Our production enterprise system is currently 1 sde gdb (Sql Server 2014) with several (45 to be exact) datasets and 9 editable versions (based on department). The sheer number of datasets makes it a little cumbersome for users to find what they may be searching for.
I was wondering if anyone has tried breaking down a large sde gdb into several smaller gdbs, perhaps 1 sde gdb per department? If so, is there is a performance advantage of having 1 large sde gdb versus several smaller sde gdbs? Is response time better for smaller gdb versus larger gdbs? Would reducing the number of versions have a benefit on performance?
I'm hoping to get some pros / cons of having 1 large sde gdb which is like a one-stop-shop for any GIS needs or several smaller sde gdbs meant for departmental needs.
Thanks!
Great question,
I work for a medium size municipality and had tried a department split by database, so that our Utilities was in one, Public Works in another, Raster in another, and general edit database for everything else. Then replicate all to a production database that all others (non editors, public) could get current info from. It was all still on one SQL instance. This worked to isolate editing, so that utilities editors could edit utilities data and so forth, but limited use for other editors. It also increased the amount of management for all the databases.

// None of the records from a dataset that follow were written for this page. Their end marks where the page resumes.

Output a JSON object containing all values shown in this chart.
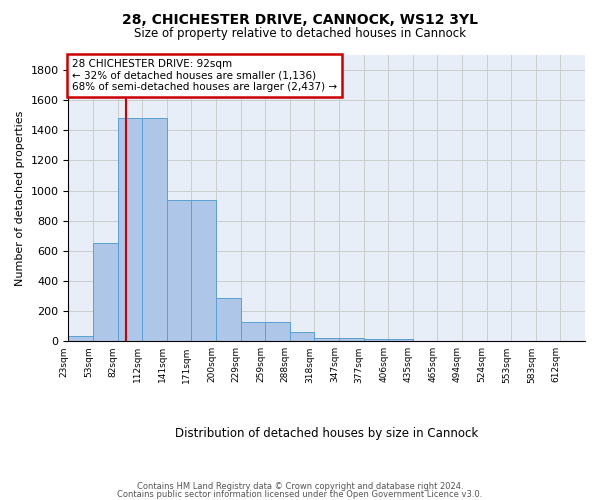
{
  "title_line1": "28, CHICHESTER DRIVE, CANNOCK, WS12 3YL",
  "title_line2": "Size of property relative to detached houses in Cannock",
  "xlabel": "Distribution of detached houses by size in Cannock",
  "ylabel": "Number of detached properties",
  "bin_labels": [
    "23sqm",
    "53sqm",
    "82sqm",
    "112sqm",
    "141sqm",
    "171sqm",
    "200sqm",
    "229sqm",
    "259sqm",
    "288sqm",
    "318sqm",
    "347sqm",
    "377sqm",
    "406sqm",
    "435sqm",
    "465sqm",
    "494sqm",
    "524sqm",
    "553sqm",
    "583sqm",
    "612sqm"
  ],
  "bar_heights": [
    35,
    650,
    1480,
    1480,
    935,
    935,
    290,
    125,
    125,
    60,
    25,
    25,
    15,
    15,
    5,
    2,
    1,
    1,
    0,
    0,
    0
  ],
  "bar_color": "#aec6e8",
  "bar_edge_color": "#5a9fd4",
  "property_bin_index": 2,
  "red_line_color": "#cc0000",
  "annotation_text": "28 CHICHESTER DRIVE: 92sqm\n← 32% of detached houses are smaller (1,136)\n68% of semi-detached houses are larger (2,437) →",
  "annotation_box_color": "#ffffff",
  "annotation_box_edge_color": "#cc0000",
  "ylim": [
    0,
    1900
  ],
  "yticks": [
    0,
    200,
    400,
    600,
    800,
    1000,
    1200,
    1400,
    1600,
    1800
  ],
  "grid_color": "#cccccc",
  "background_color": "#e8eef8",
  "footer_line1": "Contains HM Land Registry data © Crown copyright and database right 2024.",
  "footer_line2": "Contains public sector information licensed under the Open Government Licence v3.0."
}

We have since moved to the Local Government model for all edits. Similar set up to what James Crandall discussed. We have one database for all edits, that replicate to a production database (view only), with a static database for raster / contour info, a back up, and test database. The replication is handled on a nightly sync that is automated, so that production is only 1 day older than edit. All services are pulled form production. It is working well, with less management, and other editors are not limited by what they have access to. We have started utilizing table views to stream line what some users need in production. I will say its a bit slower than how it was, but for me only managing it in my spare time, it is a better fit. However we are thinking of now isolating our parcel fabric to its own database because of the sheer volume of records, and transactions. Hope this is helpful for you Matt.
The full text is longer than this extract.